Título: Redução de danos
Autor:
Fonte: O Globo, 06/12/2010, Opinião, p. 6

Ao precipitar, por inadiável, a retomada do Complexo do Alemão, o terrorismo com que traficantes de droga tentaram emparedar o poder público no Rio acabou também por fazer voltar à ordem do dia temas diretamente ligados à segurança pública - como a situação dos presídios do país, a necessária revisão da Lei de Execuções Penais e o tráfico de drogas - e outros a ela atrelados indiretamente, como a obrigação de o Estado assumir seu papel de fomentador da cidadania em comunidades carentes. A diferença entre este momento e outros em que também se discutiram tais questões é que o nível de mobilização na sociedade avaliza ações do poder público e, antes, impõe que os problemas sejam enfim enfrentados para valer.

A descriminalização das drogas é tema presente na agenda não só do Rio, mas de todo o mundo. As drogas ilegais movimentam US$320 bilhões por ano no planeta, têm reflexos nos sistemas de saúde, mexem com o dia a dia de um incontável número de famílias de dependentes e, não menos importante, estão diretamente ligadas à segurança pública, em razão da maneira violenta como quadrilhas de traficantes impõem sua força - no Brasil e em países da América Latina de forma particularmente cruel. A guerra contra as drogas deve partir do princípio de que é impossível vencê-la. Disso decorrem dois vieses no combate ao flagelo: um, policial-militar, com ações basicamente no terreno criminal e que tem como seu principal fomentador os Estados Unidos; outro, que tem ganhado força em países onde a luta contra os entorpecentes tem obtido inegáveis avanços, encara o mal como um problema a ser tratado na seara da saúde pública, e prescreve movimentos de redução de danos, com tratamento diferenciado para consumidores e traficantes, legalização do comércio e uso de estupefacientes e amplos programas de tratamento para os viciados. A força como única opção de combate às drogas se mostra claramente ineficiente. Estima-se que os Estados Unidos - onde há 500 mil usuários presos - já gastaram meio trilhão de dólares nessa guerra, mas as substâncias continuam abundantes e baratas. Nesse país e em outros que seguem a mesma bula, não há sinais visíveis de retrocesso no mercado de tóxicos e os indicadores de violência. Não à toa, a ONU já dá sinais de que essa é uma tática que precisa ser revista, embora, em razão da força política dos EUA, o órgão ainda se prenda a uma posição predominantemente americana. Por outro lado, países que deixaram de ver o problema exclusivamente pelo viés criminal e adotaram políticas liberalizantes contabilizam vitórias importantes do ponto de vista social. O caso mais evidente é Portugal, que descriminalizou a posse individual de substâncias alucinógenas. O usuário flagrado com pequena quantidade, em vez de punido, é encaminhado para tratamento. Desse modo, os viciados, que eram tratados como criminosos, deixaram de se esconder e a procura por tratamento aumentou. Tudo sem prejuízo da repressão ao traficante.

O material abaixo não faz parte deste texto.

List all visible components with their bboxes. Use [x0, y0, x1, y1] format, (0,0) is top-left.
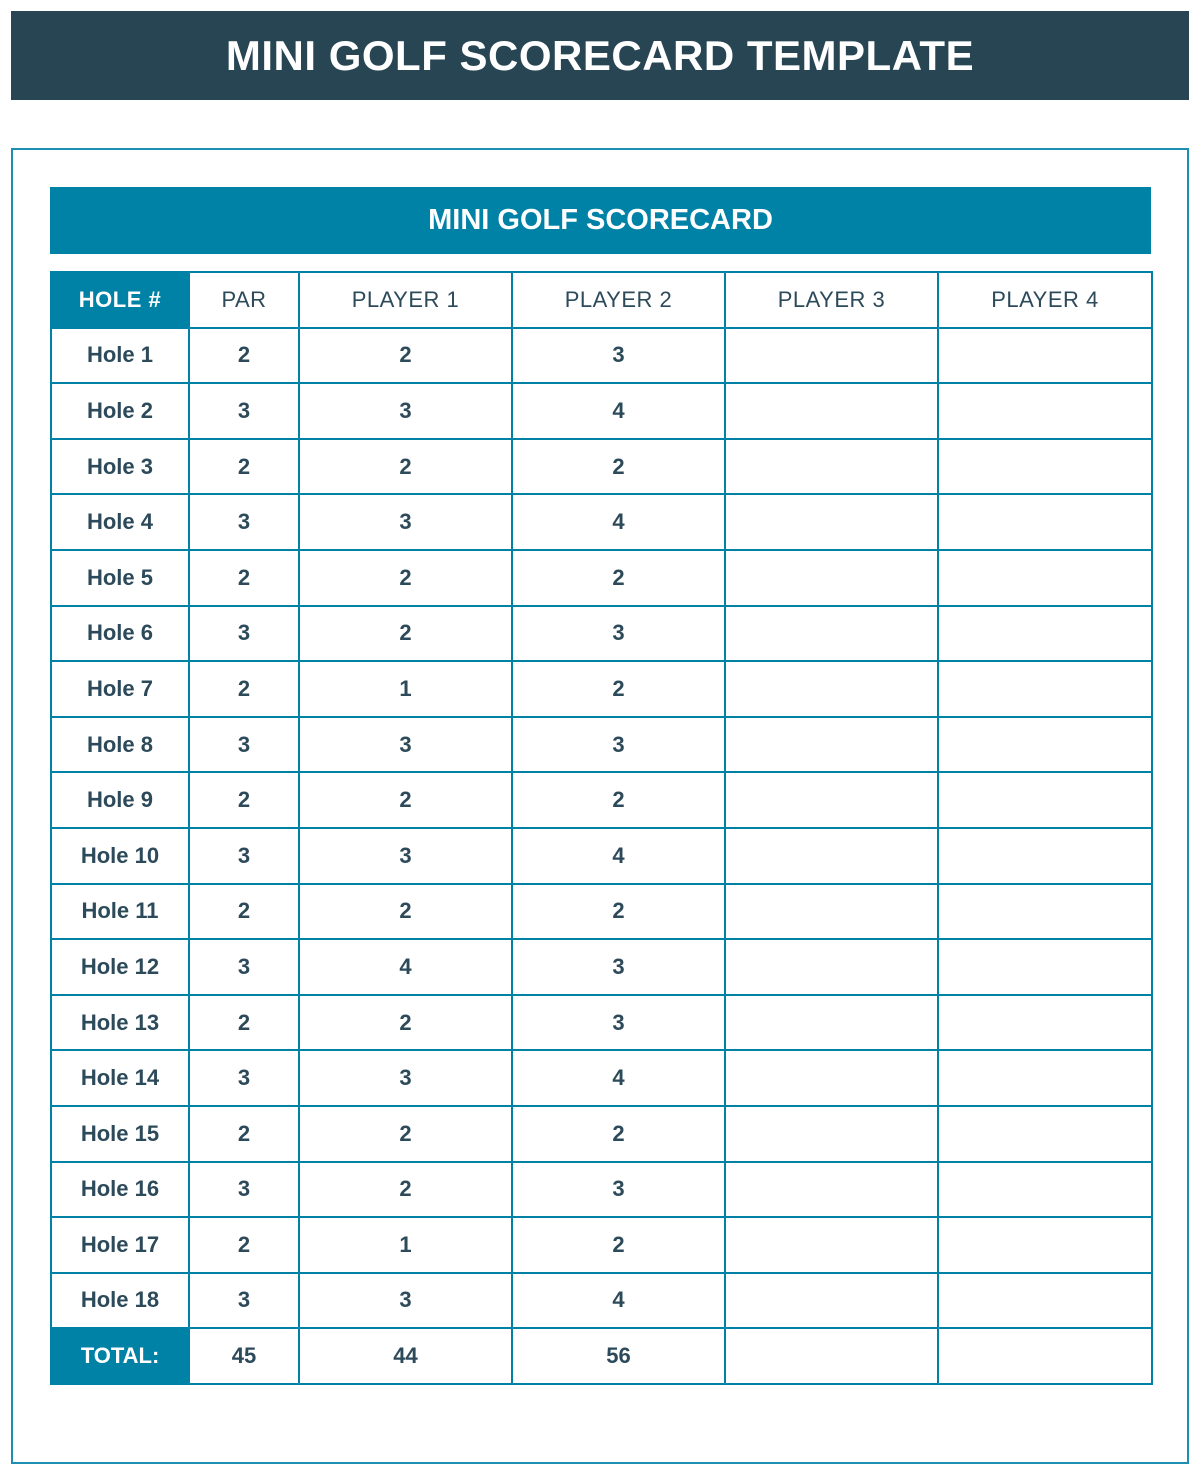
score-cell[interactable]	[938, 328, 1152, 384]
score-cell[interactable]	[725, 1217, 938, 1273]
hole-label: Hole 7	[51, 661, 189, 717]
hole-label: Hole 16	[51, 1162, 189, 1218]
score-cell[interactable]: 2	[299, 1106, 512, 1162]
score-cell[interactable]: 3	[512, 606, 725, 662]
score-cell[interactable]: 2	[512, 550, 725, 606]
score-cell[interactable]: 2	[512, 1106, 725, 1162]
table-row	[51, 828, 1152, 884]
table-row	[51, 383, 1152, 439]
score-cell[interactable]	[938, 494, 1152, 550]
hole-label: Hole 10	[51, 828, 189, 884]
score-cell[interactable]	[938, 939, 1152, 995]
table-row	[51, 884, 1152, 940]
table-row	[51, 494, 1152, 550]
score-cell[interactable]	[725, 717, 938, 773]
score-cell[interactable]	[938, 1217, 1152, 1273]
table-row	[51, 995, 1152, 1051]
score-cell[interactable]: 3	[189, 494, 299, 550]
score-cell[interactable]	[725, 1106, 938, 1162]
score-cell[interactable]: 3	[512, 995, 725, 1051]
score-cell[interactable]: 1	[299, 1217, 512, 1273]
hole-label: Hole 14	[51, 1050, 189, 1106]
score-cell[interactable]: 2	[512, 1217, 725, 1273]
score-cell[interactable]: 4	[512, 494, 725, 550]
score-cell[interactable]: 4	[512, 1273, 725, 1329]
total-row	[51, 1328, 1152, 1384]
score-cell[interactable]: 2	[189, 550, 299, 606]
table-row	[51, 439, 1152, 495]
column-header: PLAYER 1	[299, 272, 512, 328]
table-row	[51, 939, 1152, 995]
hole-label: Hole 2	[51, 383, 189, 439]
header-row	[51, 272, 1152, 328]
table-row	[51, 328, 1152, 384]
score-cell[interactable]: 3	[299, 383, 512, 439]
total-cell	[938, 1328, 1152, 1384]
score-cell[interactable]: 2	[512, 439, 725, 495]
hole-label: Hole 15	[51, 1106, 189, 1162]
score-cell[interactable]	[725, 884, 938, 940]
score-cell[interactable]	[725, 661, 938, 717]
score-cell[interactable]	[938, 1050, 1152, 1106]
score-cell[interactable]	[725, 383, 938, 439]
score-cell[interactable]	[725, 550, 938, 606]
hole-label: Hole 12	[51, 939, 189, 995]
score-cell[interactable]: 3	[189, 1273, 299, 1329]
scorecard-title-bar	[50, 187, 1151, 254]
score-cell[interactable]	[725, 1273, 938, 1329]
score-cell[interactable]: 3	[189, 383, 299, 439]
score-cell[interactable]: 2	[189, 772, 299, 828]
score-cell[interactable]	[725, 328, 938, 384]
table-row	[51, 1050, 1152, 1106]
score-cell[interactable]: 3	[189, 717, 299, 773]
score-cell[interactable]	[725, 772, 938, 828]
score-cell[interactable]: 2	[299, 439, 512, 495]
total-cell: 56	[512, 1328, 725, 1384]
total-cell: 44	[299, 1328, 512, 1384]
score-cell[interactable]	[725, 439, 938, 495]
score-cell[interactable]	[938, 828, 1152, 884]
hole-label: Hole 9	[51, 772, 189, 828]
score-cell[interactable]: 3	[512, 939, 725, 995]
score-cell[interactable]: 2	[189, 328, 299, 384]
score-cell[interactable]: 2	[189, 884, 299, 940]
total-cell: 45	[189, 1328, 299, 1384]
hole-label: Hole 4	[51, 494, 189, 550]
score-cell[interactable]: 3	[512, 1162, 725, 1218]
score-cell[interactable]	[725, 939, 938, 995]
score-cell[interactable]: 2	[299, 772, 512, 828]
score-cell[interactable]: 2	[189, 995, 299, 1051]
table-row	[51, 1106, 1152, 1162]
score-cell[interactable]: 4	[512, 828, 725, 884]
scorecard-table	[50, 271, 1153, 1385]
column-header: PAR	[189, 272, 299, 328]
page-title: MINI GOLF SCORECARD TEMPLATE	[225, 31, 975, 79]
hole-label: Hole 8	[51, 717, 189, 773]
hole-label: Hole 1	[51, 328, 189, 384]
hole-label: Hole 3	[51, 439, 189, 495]
score-cell[interactable]	[725, 494, 938, 550]
table-row	[51, 772, 1152, 828]
column-header: PLAYER 2	[512, 272, 725, 328]
hole-label: Hole 6	[51, 606, 189, 662]
score-cell[interactable]	[938, 439, 1152, 495]
hole-label: Hole 13	[51, 995, 189, 1051]
score-cell[interactable]	[725, 606, 938, 662]
column-header: HOLE #	[51, 272, 189, 328]
score-cell[interactable]: 4	[299, 939, 512, 995]
score-cell[interactable]: 3	[189, 939, 299, 995]
score-cell[interactable]: 2	[299, 550, 512, 606]
total-cell	[725, 1328, 938, 1384]
table-row	[51, 1162, 1152, 1218]
score-cell[interactable]: 2	[299, 606, 512, 662]
score-cell[interactable]: 2	[189, 439, 299, 495]
score-cell[interactable]: 2	[189, 661, 299, 717]
score-cell[interactable]: 3	[299, 717, 512, 773]
score-cell[interactable]: 2	[512, 772, 725, 828]
score-cell[interactable]: 3	[299, 1050, 512, 1106]
score-cell[interactable]: 2	[299, 995, 512, 1051]
scorecard-title: MINI GOLF SCORECARD	[428, 204, 773, 236]
score-cell[interactable]: 2	[299, 328, 512, 384]
score-cell[interactable]: 3	[512, 717, 725, 773]
total-label: TOTAL:	[51, 1328, 189, 1384]
table-row	[51, 1273, 1152, 1329]
hole-label: Hole 11	[51, 884, 189, 940]
score-cell[interactable]	[938, 717, 1152, 773]
score-cell[interactable]: 2	[189, 1217, 299, 1273]
score-cell[interactable]: 1	[299, 661, 512, 717]
score-cell[interactable]	[725, 1162, 938, 1218]
table-row	[51, 717, 1152, 773]
score-cell[interactable]: 3	[189, 828, 299, 884]
score-cell[interactable]: 3	[189, 606, 299, 662]
score-cell[interactable]: 2	[189, 1106, 299, 1162]
score-cell[interactable]: 4	[512, 1050, 725, 1106]
score-cell[interactable]	[725, 828, 938, 884]
score-cell[interactable]	[938, 383, 1152, 439]
score-cell[interactable]	[938, 772, 1152, 828]
score-cell[interactable]: 3	[299, 828, 512, 884]
score-cell[interactable]: 3	[512, 328, 725, 384]
score-cell[interactable]: 3	[299, 494, 512, 550]
column-header: PLAYER 4	[938, 272, 1152, 328]
score-cell[interactable]: 3	[189, 1162, 299, 1218]
table-row	[51, 661, 1152, 717]
table-row	[51, 1217, 1152, 1273]
score-cell[interactable]	[938, 606, 1152, 662]
score-cell[interactable]	[938, 995, 1152, 1051]
score-cell[interactable]	[938, 1162, 1152, 1218]
score-cell[interactable]: 4	[512, 383, 725, 439]
score-cell[interactable]	[938, 661, 1152, 717]
score-cell[interactable]: 2	[299, 884, 512, 940]
score-cell[interactable]	[725, 1050, 938, 1106]
column-header: PLAYER 3	[725, 272, 938, 328]
score-cell[interactable]: 3	[299, 1273, 512, 1329]
score-cell[interactable]	[938, 884, 1152, 940]
score-cell[interactable]: 2	[512, 661, 725, 717]
hole-label: Hole 5	[51, 550, 189, 606]
score-cell[interactable]	[725, 995, 938, 1051]
score-cell[interactable]: 2	[512, 884, 725, 940]
score-cell[interactable]	[938, 1106, 1152, 1162]
score-cell[interactable]: 2	[299, 1162, 512, 1218]
score-cell[interactable]	[938, 550, 1152, 606]
page-header	[11, 11, 1189, 100]
table-row	[51, 550, 1152, 606]
score-cell[interactable]	[938, 1273, 1152, 1329]
hole-label: Hole 18	[51, 1273, 189, 1329]
score-cell[interactable]: 3	[189, 1050, 299, 1106]
table-row	[51, 606, 1152, 662]
hole-label: Hole 17	[51, 1217, 189, 1273]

Os argumentos a favor da descriminalização são incontestáveis: o controle sobre o comércio da droga sai das mãos dos traficantes (o que é uma forma de conter a escalada de violência) e os bilhões de dólares que os governos gastam prendendo e processando usuários seriam mais bem empregados em programas de reabilitação. Enfim, trata-se de um tema do qual o país não pode mais fugir, neste momento em que o poder público tem irrestrito apoio para viabilizar ações capazes de conter a violência e enfrentar todas as formas de afrontas que a estimulem.